Dans la mesure où ce projet de décret a pour objet de fixer les conditions de mise en oeuvre de traitements de données à caractère personnel relatives aux électeurs et résidents de Nouvelle-Calédonie, il relève des dispositions de l'article 11 (4°, a) et doit dès lors être pris après avis de la commission.
Sur la finalité et le champ d'application du dispositif :
Depuis l'accord de Nouméa du 5 mai 1998, la Nouvelle-Calédonie n'est plus un territoire d'outre-mer mais une collectivité spécifique de la République française, dotée d'une autonomie s'élargissant au fur et à mesure des transferts de compétences de l'Etat vers cette nouvelle collectivité. La loi organique du 19 mars 1999 susvisée définit les institutions et les compétences de la Nouvelle-Calédonie, les différentes entités qui la composent, ainsi que les modalités liées aux transferts de compétences de l'Etat.
Ces deux textes ont prévu, au terme d'une période de vingt ans (soit avant la fin de l'année 2018), la réalisation d'un scrutin d'autodétermination portant sur le transfert à la Nouvelle-Calédonie des compétences régaliennes de l'Etat, sur l'accès à un statut international de pleine responsabilité et sur l'organisation d'une citoyenneté en nationalité.
Ce scrutin repose sur un corps électoral spécial de personnes admises à participer à la consultation sur l'accession à la pleine souveraineté. Les conditions d'inscription dans ce corps électoral sont définies à l'article 218 de la loi organique du 19 mars 1999 modifiée, qui prévoit notamment un critère d'inscription sur la liste électorale générale de Nouvelle-Calédonie.
L'article 218-2 de cette même loi organique prévoit que plusieurs catégories d'électeurs font l'objet d'une inscription d'office sur la liste électorale spéciale à la consultation, c'est-à-dire d'une dispense de formalités pour s'y inscrire.

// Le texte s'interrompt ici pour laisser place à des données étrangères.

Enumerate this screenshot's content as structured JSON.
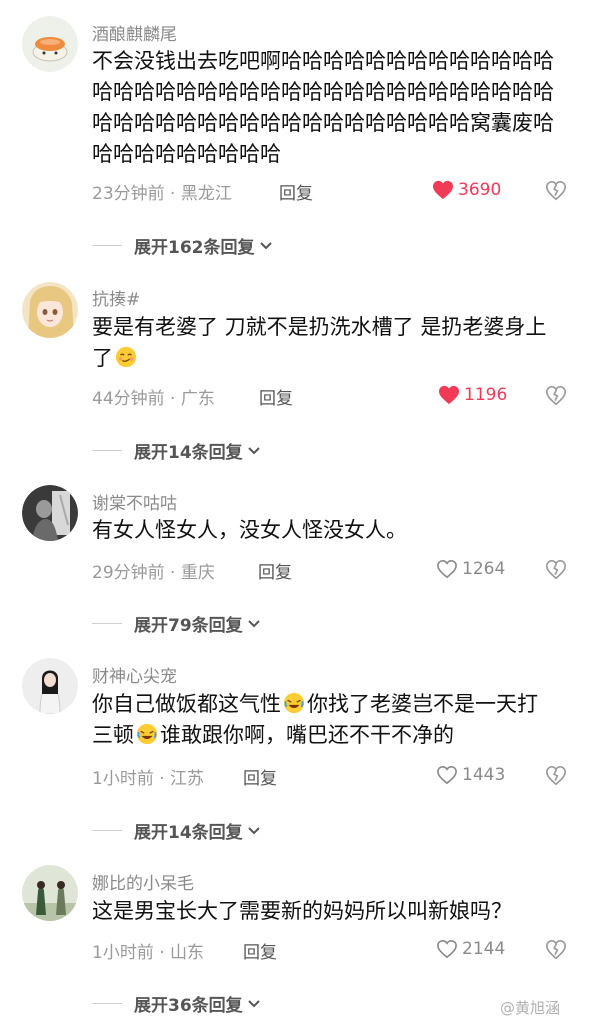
{
  "comments": [
    {
      "username": "酒酿麒麟尾",
      "text": "不会没钱出去吃吧啊哈哈哈哈哈哈哈哈哈哈哈哈哈哈哈哈哈哈哈哈哈哈哈哈哈哈哈哈哈哈哈哈哈哈哈哈哈哈哈哈哈哈哈哈哈哈哈哈哈哈哈哈哈窝囊废哈哈哈哈哈哈哈哈哈哈",
      "time_location": "23分钟前 · 黑龙江",
      "reply_label": "回复",
      "likes": "3690",
      "liked": true,
      "expand_label": "展开162条回复"
    },
    {
      "username": "抗揍#",
      "text": "要是有老婆了 刀就不是扔洗水槽了 是扔老婆身上了",
      "emoji_trailing": "blush-emoji",
      "time_location": "44分钟前 · 广东",
      "reply_label": "回复",
      "likes": "1196",
      "liked": true,
      "expand_label": "展开14条回复"
    },
    {
      "username": "谢棠不咕咕",
      "text": "有女人怪女人，没女人怪没女人。",
      "time_location": "29分钟前 · 重庆",
      "reply_label": "回复",
      "likes": "1264",
      "liked": false,
      "expand_label": "展开79条回复"
    },
    {
      "username": "财神心尖宠",
      "text_parts": [
        "你自己做饭都这气性",
        "你找了老婆岂不是一天打三顿",
        "谁敢跟你啊，嘴巴还不干不净的"
      ],
      "emoji_inline": "rofl-emoji",
      "time_location": "1小时前 · 江苏",
      "reply_label": "回复",
      "likes": "1443",
      "liked": false,
      "expand_label": "展开14条回复"
    },
    {
      "username": "娜比的小呆毛",
      "text": "这是男宝长大了需要新的妈妈所以叫新娘吗？",
      "time_location": "1小时前 · 山东",
      "reply_label": "回复",
      "likes": "2144",
      "liked": false,
      "expand_label": "展开36条回复"
    }
  ],
  "watermark": "@黄旭涵",
  "colors": {
    "like_active": "#f03a56",
    "meta_gray": "#9a9a9a",
    "text": "#111111"
  }
}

Ce mécanisme dérogatoire aux principes du droit électoral tend à simplifier le plus possible les démarches des électeurs appelés à se prononcer sur l'enjeu de l'accession à la pleine souveraineté.

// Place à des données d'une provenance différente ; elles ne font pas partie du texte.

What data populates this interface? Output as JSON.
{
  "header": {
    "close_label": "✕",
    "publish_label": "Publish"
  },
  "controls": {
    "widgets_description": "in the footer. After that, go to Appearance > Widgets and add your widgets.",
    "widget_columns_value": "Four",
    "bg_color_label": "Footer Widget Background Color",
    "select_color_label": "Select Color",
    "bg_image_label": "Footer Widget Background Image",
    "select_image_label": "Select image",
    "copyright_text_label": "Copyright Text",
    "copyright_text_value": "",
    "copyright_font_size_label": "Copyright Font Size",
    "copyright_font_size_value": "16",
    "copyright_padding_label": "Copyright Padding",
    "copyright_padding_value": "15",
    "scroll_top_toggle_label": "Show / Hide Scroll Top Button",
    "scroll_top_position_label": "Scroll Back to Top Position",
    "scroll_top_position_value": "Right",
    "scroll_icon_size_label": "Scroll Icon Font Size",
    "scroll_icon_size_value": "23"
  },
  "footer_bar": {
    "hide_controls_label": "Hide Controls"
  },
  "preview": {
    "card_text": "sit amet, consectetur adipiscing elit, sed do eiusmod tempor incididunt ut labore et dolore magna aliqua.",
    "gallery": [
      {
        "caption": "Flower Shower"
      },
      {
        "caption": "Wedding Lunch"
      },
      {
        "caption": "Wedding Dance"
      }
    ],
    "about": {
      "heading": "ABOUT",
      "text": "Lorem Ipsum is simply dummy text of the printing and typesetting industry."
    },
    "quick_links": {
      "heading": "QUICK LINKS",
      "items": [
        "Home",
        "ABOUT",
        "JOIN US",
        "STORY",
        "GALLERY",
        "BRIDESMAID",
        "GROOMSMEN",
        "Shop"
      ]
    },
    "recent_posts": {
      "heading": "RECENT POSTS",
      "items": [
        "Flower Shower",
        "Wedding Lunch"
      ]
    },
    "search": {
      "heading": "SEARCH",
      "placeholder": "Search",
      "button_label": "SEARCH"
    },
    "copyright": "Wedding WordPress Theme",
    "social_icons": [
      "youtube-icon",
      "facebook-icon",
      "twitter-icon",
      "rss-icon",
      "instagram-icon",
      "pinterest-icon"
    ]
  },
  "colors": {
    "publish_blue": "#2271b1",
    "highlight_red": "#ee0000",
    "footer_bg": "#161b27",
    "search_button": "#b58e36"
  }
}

A l'issue des premiers travaux menés par les commissions administratives spéciales chargées de l'établissement de la liste électorale spéciale à la consultation, celle-ci compte plus de 153 000 inscrits, dont 95 % ont fait l'objet d'une inscription d'office.

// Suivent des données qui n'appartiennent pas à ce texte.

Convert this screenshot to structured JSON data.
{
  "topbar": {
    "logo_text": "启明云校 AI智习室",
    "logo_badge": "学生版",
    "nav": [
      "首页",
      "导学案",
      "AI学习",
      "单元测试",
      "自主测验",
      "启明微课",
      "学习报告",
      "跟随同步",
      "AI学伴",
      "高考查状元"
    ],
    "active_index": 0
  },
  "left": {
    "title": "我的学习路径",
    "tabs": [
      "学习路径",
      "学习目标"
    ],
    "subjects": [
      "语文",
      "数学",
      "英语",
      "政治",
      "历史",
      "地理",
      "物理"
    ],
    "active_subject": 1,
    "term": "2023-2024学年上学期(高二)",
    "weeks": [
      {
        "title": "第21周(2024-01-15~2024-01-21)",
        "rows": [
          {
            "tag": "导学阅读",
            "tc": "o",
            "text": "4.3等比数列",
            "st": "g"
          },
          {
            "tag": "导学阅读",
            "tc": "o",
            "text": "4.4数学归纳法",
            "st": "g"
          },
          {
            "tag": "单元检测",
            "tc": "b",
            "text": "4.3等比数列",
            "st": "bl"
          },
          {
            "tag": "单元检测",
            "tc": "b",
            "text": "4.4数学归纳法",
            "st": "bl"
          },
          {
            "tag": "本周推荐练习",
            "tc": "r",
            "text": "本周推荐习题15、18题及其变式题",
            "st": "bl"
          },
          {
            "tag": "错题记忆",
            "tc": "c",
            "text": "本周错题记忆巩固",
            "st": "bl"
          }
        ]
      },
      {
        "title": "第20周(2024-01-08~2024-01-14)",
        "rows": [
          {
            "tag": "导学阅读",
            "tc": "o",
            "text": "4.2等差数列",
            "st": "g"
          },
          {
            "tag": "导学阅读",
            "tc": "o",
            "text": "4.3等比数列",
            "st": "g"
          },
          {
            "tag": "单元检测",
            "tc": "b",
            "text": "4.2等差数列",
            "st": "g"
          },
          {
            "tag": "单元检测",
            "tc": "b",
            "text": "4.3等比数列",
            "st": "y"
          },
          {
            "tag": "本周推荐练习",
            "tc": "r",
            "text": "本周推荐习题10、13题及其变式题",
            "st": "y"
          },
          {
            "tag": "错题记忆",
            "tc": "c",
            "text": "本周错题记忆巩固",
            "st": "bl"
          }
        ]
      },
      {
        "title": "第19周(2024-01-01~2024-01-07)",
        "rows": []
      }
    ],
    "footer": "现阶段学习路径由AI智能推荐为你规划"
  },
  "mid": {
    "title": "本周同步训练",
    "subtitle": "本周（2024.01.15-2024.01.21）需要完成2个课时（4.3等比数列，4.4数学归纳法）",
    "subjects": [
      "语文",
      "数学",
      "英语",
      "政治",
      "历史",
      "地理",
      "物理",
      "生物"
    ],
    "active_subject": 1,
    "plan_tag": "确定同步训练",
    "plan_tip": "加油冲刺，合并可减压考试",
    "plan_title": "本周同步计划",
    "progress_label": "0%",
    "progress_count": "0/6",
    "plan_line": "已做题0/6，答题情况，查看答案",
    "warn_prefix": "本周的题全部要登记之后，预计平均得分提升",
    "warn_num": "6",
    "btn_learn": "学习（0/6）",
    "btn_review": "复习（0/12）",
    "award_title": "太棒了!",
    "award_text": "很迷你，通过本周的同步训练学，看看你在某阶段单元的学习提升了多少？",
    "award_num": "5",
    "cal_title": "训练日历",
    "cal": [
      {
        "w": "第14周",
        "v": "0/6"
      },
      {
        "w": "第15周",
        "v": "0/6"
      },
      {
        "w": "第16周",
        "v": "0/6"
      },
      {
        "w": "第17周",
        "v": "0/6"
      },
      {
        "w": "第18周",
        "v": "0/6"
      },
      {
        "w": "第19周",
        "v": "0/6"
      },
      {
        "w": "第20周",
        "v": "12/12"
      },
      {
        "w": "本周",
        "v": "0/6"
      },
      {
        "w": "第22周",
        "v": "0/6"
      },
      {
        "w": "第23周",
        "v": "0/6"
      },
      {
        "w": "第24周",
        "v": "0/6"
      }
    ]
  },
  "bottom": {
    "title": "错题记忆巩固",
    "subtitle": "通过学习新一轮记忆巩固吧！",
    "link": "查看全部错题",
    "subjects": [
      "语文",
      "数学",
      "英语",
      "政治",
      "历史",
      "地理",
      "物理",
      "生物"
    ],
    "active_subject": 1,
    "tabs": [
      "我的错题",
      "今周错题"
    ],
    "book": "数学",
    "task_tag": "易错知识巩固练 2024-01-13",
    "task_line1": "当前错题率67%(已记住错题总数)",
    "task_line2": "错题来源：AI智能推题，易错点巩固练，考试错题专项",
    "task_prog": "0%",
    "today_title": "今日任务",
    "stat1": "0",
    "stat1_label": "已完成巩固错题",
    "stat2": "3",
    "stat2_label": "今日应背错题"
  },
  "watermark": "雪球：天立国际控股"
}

Cependant, ces travaux ont été l'occasion de s'interroger sur l'exhaustivité de la liste électorale générale de Nouvelle-Calédonie, dans la mesure où, selon le ministère, des personnes relevant du statut civil coutumier et des personnes relevant du statut civil de droit commun, qui remplissent les conditions exigées pour être inscrites sur la liste électorale spéciale, ne figureraient pas sur cette liste.
Dans ce contexte, le présent projet de décret a pour objet de procéder au croisement de fichiers en vue d'améliorer l'exhaustivité des listes électorales de Nouvelle-Calédonie.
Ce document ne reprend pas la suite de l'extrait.